The physical structure in a data set is almost the same, often a data set corresponds to the entities of a single database table. An example would be a database containing a data set that might contain business information such as salaries, sales, figures, profit. Remember a database itself can also be considered as a data set.
Structured Data
When you hear the term Structured Data think of a spreadsheet. It’s easy for us to understand and so for computers, structured data consists of fields and predefined data, for instance, a database or spreadsheet. The data are organized in a format for effective processing and analysis. As said earlier, data stored in rows and column format i.e. spreadsheet is an example of structured data.
Unstructured Data
Think about it as a test document. For computers, it is easier to understand a spreadsheet than understanding a text document. The computer sees a string of letters instead to conceptualize what a word means. If a computer sees the letters T-I-G-E-R, it doesn’t know if it means tiger and it is referring to any animal.
One of the applications of machine learning is to take this unstructured data, turn it into structured information, in such a way that computers are now able to understand.
Aha! This document talks about Tiger – an animal.
Other types of unstructured data would be images, videos, audio files.
Data Exploration
It’s the first step in data analysis that involves the collection of information from various sources which are often unstructured data in order to find the characteristics for focused analysis.
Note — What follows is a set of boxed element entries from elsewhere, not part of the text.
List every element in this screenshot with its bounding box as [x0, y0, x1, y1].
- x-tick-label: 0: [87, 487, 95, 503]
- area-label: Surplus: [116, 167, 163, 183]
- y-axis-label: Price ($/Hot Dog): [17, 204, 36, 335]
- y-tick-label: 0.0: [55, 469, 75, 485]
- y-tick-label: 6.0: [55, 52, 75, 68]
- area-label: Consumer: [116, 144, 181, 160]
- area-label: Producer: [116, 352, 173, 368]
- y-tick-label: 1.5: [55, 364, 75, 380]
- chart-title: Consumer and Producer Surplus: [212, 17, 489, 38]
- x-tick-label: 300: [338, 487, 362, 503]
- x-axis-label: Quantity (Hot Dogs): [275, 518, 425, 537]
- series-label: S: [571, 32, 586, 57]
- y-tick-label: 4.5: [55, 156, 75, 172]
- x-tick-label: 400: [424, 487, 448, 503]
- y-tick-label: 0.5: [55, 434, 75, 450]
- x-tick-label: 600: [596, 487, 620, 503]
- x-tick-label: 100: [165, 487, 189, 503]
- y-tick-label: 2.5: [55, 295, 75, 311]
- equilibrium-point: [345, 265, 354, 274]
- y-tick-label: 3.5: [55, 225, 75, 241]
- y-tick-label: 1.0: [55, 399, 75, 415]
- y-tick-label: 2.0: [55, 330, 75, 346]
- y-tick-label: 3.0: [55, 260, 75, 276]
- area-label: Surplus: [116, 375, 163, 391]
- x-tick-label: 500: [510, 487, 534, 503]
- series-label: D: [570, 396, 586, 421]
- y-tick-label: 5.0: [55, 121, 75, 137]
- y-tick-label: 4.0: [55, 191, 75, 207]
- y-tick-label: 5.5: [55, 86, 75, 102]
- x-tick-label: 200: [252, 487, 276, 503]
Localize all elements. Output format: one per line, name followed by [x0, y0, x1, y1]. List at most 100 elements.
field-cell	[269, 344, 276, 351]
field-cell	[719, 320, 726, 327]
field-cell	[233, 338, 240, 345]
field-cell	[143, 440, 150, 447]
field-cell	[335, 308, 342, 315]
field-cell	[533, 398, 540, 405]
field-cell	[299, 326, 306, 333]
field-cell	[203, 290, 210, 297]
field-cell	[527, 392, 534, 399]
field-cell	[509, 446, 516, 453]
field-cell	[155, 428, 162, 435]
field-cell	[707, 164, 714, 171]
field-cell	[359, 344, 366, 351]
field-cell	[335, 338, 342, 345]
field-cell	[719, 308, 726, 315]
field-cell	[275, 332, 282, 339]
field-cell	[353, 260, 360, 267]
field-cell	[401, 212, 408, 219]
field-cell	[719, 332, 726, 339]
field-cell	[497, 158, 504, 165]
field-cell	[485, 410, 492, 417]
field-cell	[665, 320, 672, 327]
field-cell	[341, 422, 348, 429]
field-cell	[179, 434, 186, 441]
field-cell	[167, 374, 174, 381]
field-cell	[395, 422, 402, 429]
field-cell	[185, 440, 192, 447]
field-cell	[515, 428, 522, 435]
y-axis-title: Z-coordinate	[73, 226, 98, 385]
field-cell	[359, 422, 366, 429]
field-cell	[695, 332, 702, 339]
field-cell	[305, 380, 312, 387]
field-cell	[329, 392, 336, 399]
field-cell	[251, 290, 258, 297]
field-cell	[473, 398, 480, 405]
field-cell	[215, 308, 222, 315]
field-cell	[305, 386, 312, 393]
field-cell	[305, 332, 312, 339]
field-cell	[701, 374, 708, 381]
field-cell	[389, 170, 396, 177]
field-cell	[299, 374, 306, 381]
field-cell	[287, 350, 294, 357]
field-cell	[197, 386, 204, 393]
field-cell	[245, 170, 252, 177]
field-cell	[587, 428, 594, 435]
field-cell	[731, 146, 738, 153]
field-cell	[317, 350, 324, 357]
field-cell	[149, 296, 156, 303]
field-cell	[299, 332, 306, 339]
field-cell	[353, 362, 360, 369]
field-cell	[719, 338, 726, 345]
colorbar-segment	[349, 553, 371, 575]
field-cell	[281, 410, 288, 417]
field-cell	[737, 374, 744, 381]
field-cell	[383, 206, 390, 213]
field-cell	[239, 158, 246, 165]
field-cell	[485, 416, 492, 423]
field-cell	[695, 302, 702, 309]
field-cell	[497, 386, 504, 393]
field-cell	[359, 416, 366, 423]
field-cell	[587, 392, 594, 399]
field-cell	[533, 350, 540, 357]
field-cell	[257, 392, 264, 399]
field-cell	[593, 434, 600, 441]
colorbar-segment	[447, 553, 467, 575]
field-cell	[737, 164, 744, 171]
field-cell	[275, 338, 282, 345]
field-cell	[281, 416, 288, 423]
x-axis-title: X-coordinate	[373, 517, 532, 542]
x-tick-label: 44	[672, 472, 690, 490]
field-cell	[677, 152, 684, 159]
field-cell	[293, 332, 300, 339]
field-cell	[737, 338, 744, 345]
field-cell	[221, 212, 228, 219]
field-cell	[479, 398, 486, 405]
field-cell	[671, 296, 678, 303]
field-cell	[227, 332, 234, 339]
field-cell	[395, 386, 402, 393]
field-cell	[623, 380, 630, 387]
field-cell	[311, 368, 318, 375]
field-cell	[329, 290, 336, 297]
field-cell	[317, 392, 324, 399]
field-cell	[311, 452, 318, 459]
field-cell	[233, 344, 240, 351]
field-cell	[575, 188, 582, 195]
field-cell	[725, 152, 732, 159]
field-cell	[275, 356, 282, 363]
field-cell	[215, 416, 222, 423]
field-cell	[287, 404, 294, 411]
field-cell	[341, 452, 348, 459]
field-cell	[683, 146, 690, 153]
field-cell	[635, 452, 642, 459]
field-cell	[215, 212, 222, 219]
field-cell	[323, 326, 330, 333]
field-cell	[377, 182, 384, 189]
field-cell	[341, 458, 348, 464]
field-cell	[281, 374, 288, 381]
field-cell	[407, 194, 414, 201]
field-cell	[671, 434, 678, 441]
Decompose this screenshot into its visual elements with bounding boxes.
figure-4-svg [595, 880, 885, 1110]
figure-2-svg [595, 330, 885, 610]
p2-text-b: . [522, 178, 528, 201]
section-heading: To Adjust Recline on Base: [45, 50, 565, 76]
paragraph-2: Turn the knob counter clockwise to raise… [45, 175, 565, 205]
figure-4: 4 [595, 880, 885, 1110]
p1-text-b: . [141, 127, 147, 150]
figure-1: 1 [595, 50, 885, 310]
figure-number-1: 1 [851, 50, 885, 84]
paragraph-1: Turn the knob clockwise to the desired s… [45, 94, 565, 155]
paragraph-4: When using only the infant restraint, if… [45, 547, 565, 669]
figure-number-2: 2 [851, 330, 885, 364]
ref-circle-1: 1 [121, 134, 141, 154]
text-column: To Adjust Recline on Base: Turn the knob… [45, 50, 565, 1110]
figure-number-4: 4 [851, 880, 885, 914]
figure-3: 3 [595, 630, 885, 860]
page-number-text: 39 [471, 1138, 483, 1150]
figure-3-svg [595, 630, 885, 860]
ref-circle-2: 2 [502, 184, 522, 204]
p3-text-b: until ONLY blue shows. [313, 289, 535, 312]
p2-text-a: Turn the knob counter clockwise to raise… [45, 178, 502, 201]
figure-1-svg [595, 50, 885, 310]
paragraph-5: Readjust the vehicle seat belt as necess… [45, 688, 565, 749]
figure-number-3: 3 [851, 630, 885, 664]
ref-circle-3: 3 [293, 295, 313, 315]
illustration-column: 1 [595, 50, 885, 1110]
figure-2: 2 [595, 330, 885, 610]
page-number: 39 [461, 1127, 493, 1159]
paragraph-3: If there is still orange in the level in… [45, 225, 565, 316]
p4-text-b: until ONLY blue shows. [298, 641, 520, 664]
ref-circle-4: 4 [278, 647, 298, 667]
Various visual analytics tools or advanced statistical software might be used for this purpose.
Data Mining
It refers to finding patterns in large data sets. Data mining is a subfield of computer science, which aims to extract information from the dataset and transform it into a comprehensive structure for further use. The patterns found may be used in a further analysis like in machine learning for predictive analytics. The data mining task may be semi-automatic or fully automatic depending upon the amount of data.
Descriptive Analytics
In simple words, descriptive analytics provides information about what happened in the past. It’s the preliminary stage of data processing in order to summarize past data to get useful information and prepare data for further analytics.
Predictive Analytics
It’s used to identify probabilities and trends based on historical or current data in order to provide information about what might happen in the future.